Доминанта: своих не сдаем

— В связи с кампанией по борьбе с коррупцией у «взяткобрателей» есть ощущение, что нужно схватить как можно больше и бежать, как крыса с корабля, или нет?

— Нет у них этого ощущения. Потому что нет в стране ощущения неизбирательности, неизбежности правоприменения. И каждый думает, что он увернется, потому что за 13 лет сложилось целое поколение управленческих и связанных с ними бизнес-элит, которые абсолютно уверены, что законы существуют не для них и что эти посадки (Сердюков и т.д.) случаются в качестве кости обществу и для того, чтобы приструнить каких-то особо зарвавшихся, но их это не коснется.

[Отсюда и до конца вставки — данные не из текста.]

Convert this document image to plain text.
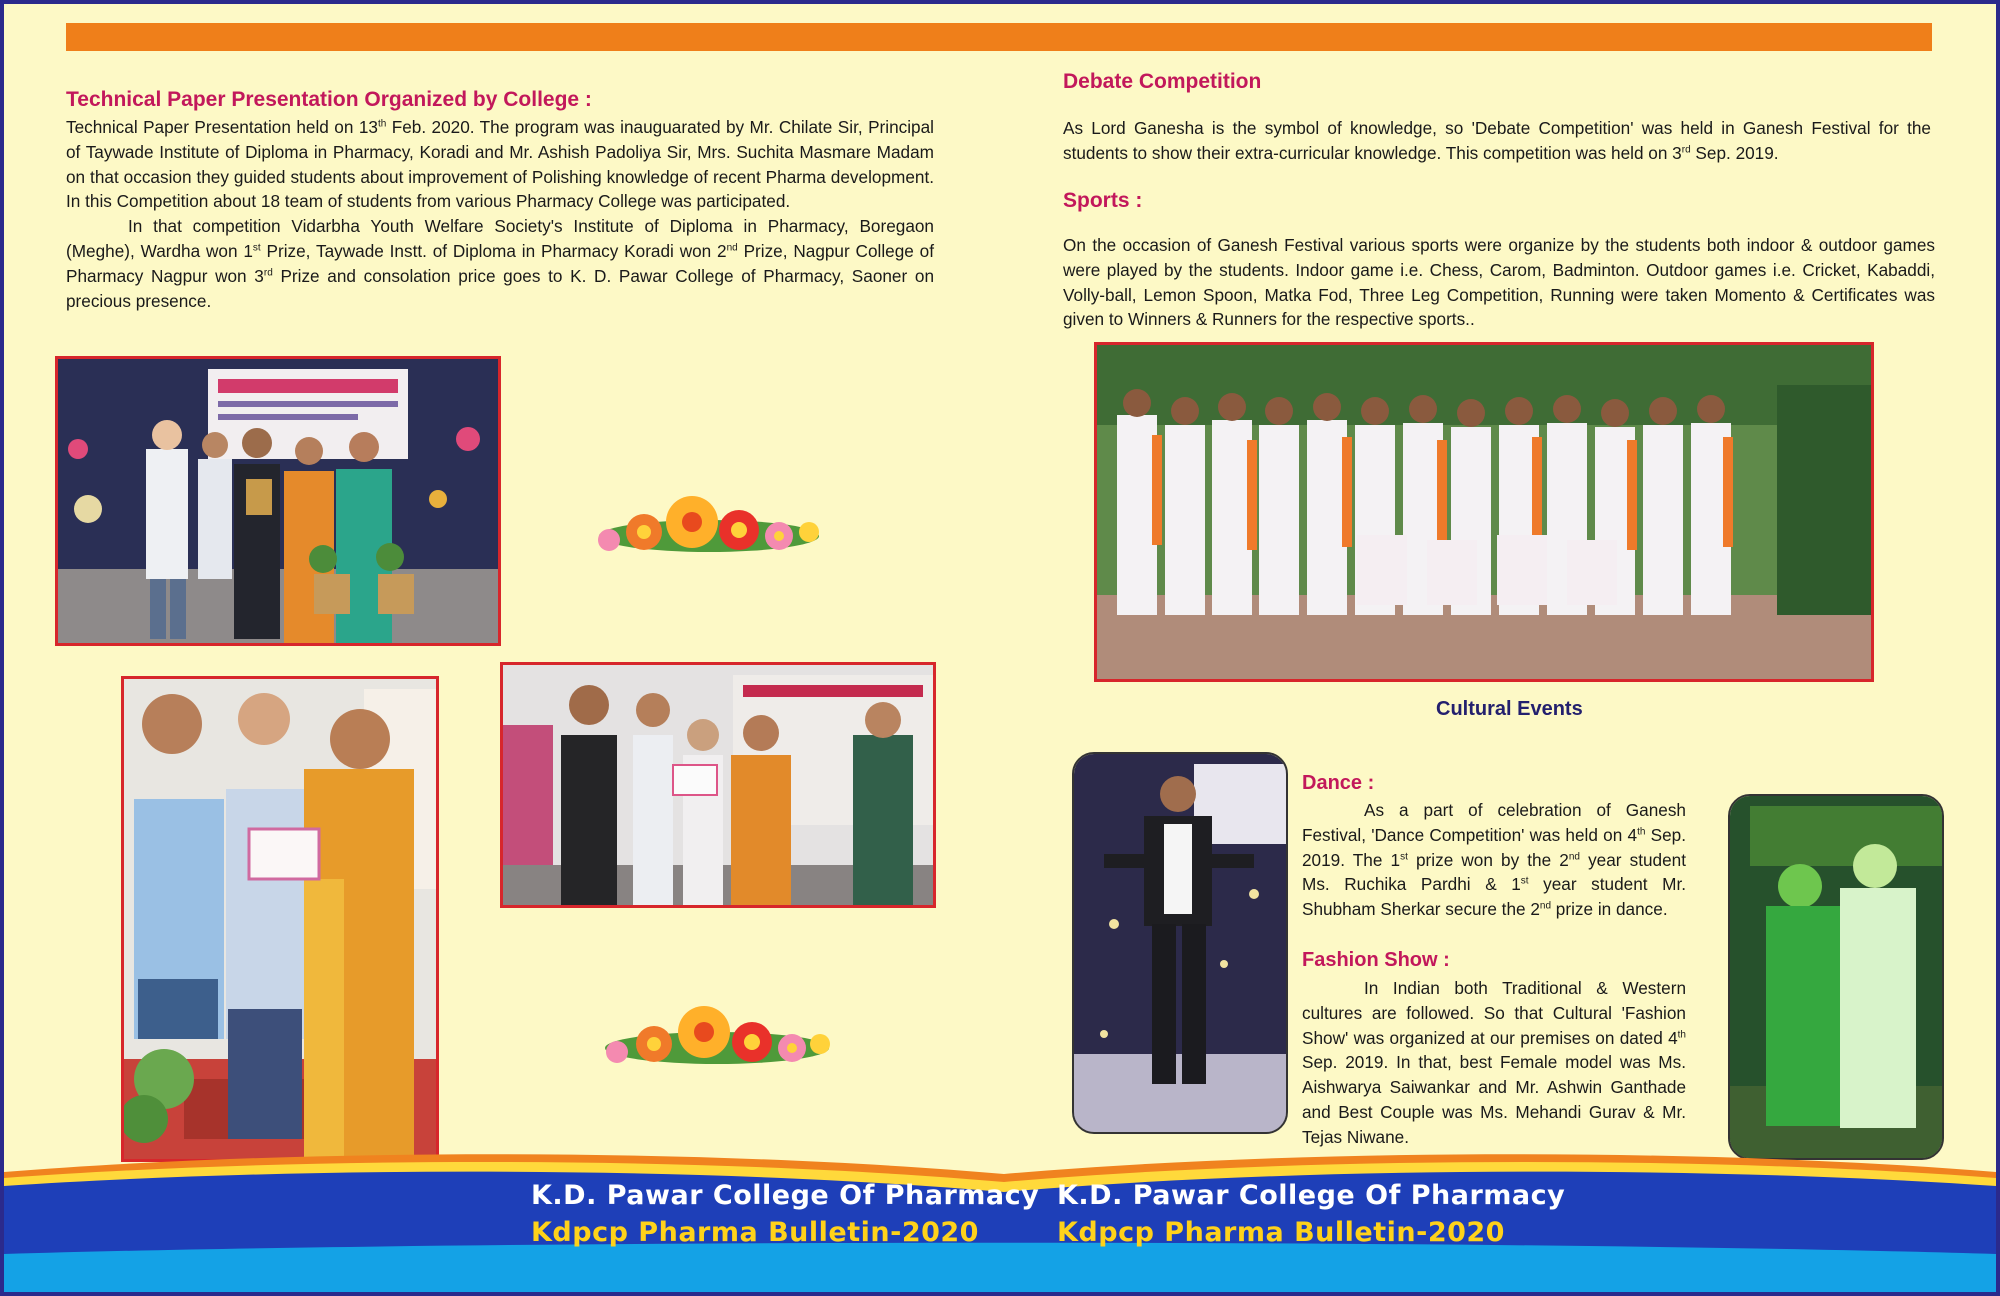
Technical Paper Presentation Organized by College :

Technical Paper Presentation held on 13th Feb. 2020. The program was inauguarated by Mr. Chilate Sir, Principal of Taywade Institute of Diploma in Pharmacy, Koradi and Mr. Ashish Padoliya Sir, Mrs. Suchita Masmare Madam on that occasion they guided students about improvement of Polishing knowledge of recent Pharma development. In this Competition about 18 team of students from various Pharmacy College was participated.

In that competition Vidarbha Youth Welfare Society's Institute of Diploma in Pharmacy, Boregaon (Meghe), Wardha won 1st Prize, Taywade Instt. of Diploma in Pharmacy Koradi won 2nd Prize, Nagpur College of Pharmacy Nagpur won 3rd Prize and consolation price goes to K. D. Pawar College of Pharmacy, Saoner on precious presence.

Debate Competition

As Lord Ganesha is the symbol of knowledge, so 'Debate Competition' was held in Ganesh Festival for the students to show their extra-curricular knowledge. This competition was held on 3rd Sep. 2019.

Sports :
On the occasion of Ganesh Festival various sports were organize by the students both indoor & outdoor games were played by the students. Indoor game i.e. Chess, Carom, Badminton. Outdoor games i.e. Cricket, Kabaddi, Volly-ball, Lemon Spoon, Matka Fod, Three Leg Competition, Running were taken Momento & Certificates was given to Winners & Runners for the respective sports..
Cultural Events
Dance :

As a part of celebration of Ganesh Festival, 'Dance Competition' was held on 4th Sep. 2019. The 1st prize won by the 2nd year student Ms. Ruchika Pardhi & 1st year student Mr. Shubham Sherkar secure the 2nd prize in dance.

Fashion Show :

In Indian both Traditional & Western cultures are followed. So that Cultural 'Fashion Show' was organized at our premises on dated 4th Sep. 2019. In that, best Female model was Ms. Aishwarya Saiwankar and Mr. Ashwin Ganthade and Best Couple was Ms. Mehandi Gurav & Mr. Tejas Niwane.

K.D. Pawar College Of Pharmacy
Kdpcp Pharma Bulletin-2020
K.D. Pawar College Of Pharmacy
Kdpcp Pharma Bulletin-2020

Доминанта — родовой импринт — это своих не сдаем.

— Это политика Путина — своих не сдаем.

— Своих не сдаем — это советская бюрократическая политика, когда проштрафившегося переводили из одного ЦК в другой.

— То есть сегодняшняя борьба с коррупцией — это кампанейщина?

— Это да. Но до определенного уровня вполне серьезные люди потрясываются. Скажем, мэр, но мэр не областного центра.

— А губернаторы, министры?

— Замгубернатора может, министры — могут, губернаторы и мэры больших городов — реже. Это заменимый уровень, где можно Сидорова поменять на Петрова, и вертикаль не рухнет. Помимо вертикали власти существует вертикаль лояльности. Это как из домино домик строят — важно, чтобы он стоял. То есть если и заменять карточку, то надо заменять ее так, чтобы вся система не разрушилась. И плюс все построено на знании: я знаю, что ты знаешь, что я знаю. Это же как в большой деревне: все всё про всех знают. И если кто-то из крупных откроет рот на следствии…

— А про Путина, как вы думаете, сколько знают?

— Я просто не знаю, сколько человек входит в его близкий круг. После какого-то уровня незаконное обогащение перестает быть измеряемым. Это описывается хорошо в сказке: «А чьи поля?» — «Маркиза, маркиза, маркиза Карабаса». Где начинаются эти поля, где заканчиваются — фиг его знает. Ну вот они где-то тут.

— Вы преподаете в Высшей школе экономики курс «Стратегия противодействия коррупции». У нынешних руководителей России есть стратегия противодействия коррупции?

— Как ни странно, есть, но у всех разные стратегии. Кто-то считает, что борьба с коррупцией — это посадки; кто-то считает — долгосрочная профилактика; кто-то вообще под коррупцией понимает взяточничество и считает, что надо бороться со взятками. У нас же есть люди, которые свято уверены, что все эти откаты, политическая коррупция, о которой я люблю говорить, — конфликт интересов, семейный бизнес, аффилированные структуры — это вообще не коррупция.

— А что это?

— Иные злоупотребления. А коррупция — это взятка. Все понимают, что что-то надо делать, но каждый реализует свою стратегию.

— А Путин тоже понимает, что надо с этим что-то делать?

— Да, конечно. Я считаю, что он как раз лучше всех понимает. Он, по-моему, очень сильно шокирован, что его вот эта толпа полезла в те сферы, которые ему важны стратегически. Это ЖКХ, потому что это его избиратели. Это содержание военных. Он туда деньги сует и сует, а они все живут в холоде и недоедают. Потому что если тут взбунтуются, то это конец всему. Олимпиада — это тоже его. Он хочет борьбы с коррупцией только там, где ему это важно. И это его стратегия — бить по рукам там, где это может нанести ущерб стабильности.

— Тем не менее Билалов, строивший трамплин в Сочи, смотался из страны, и ничего.

— А они вот так наказание себе представляют. Это мы с вами считаем, что наказание — это конфискация и посадка. А для них наказание — это отлучение от кормушки.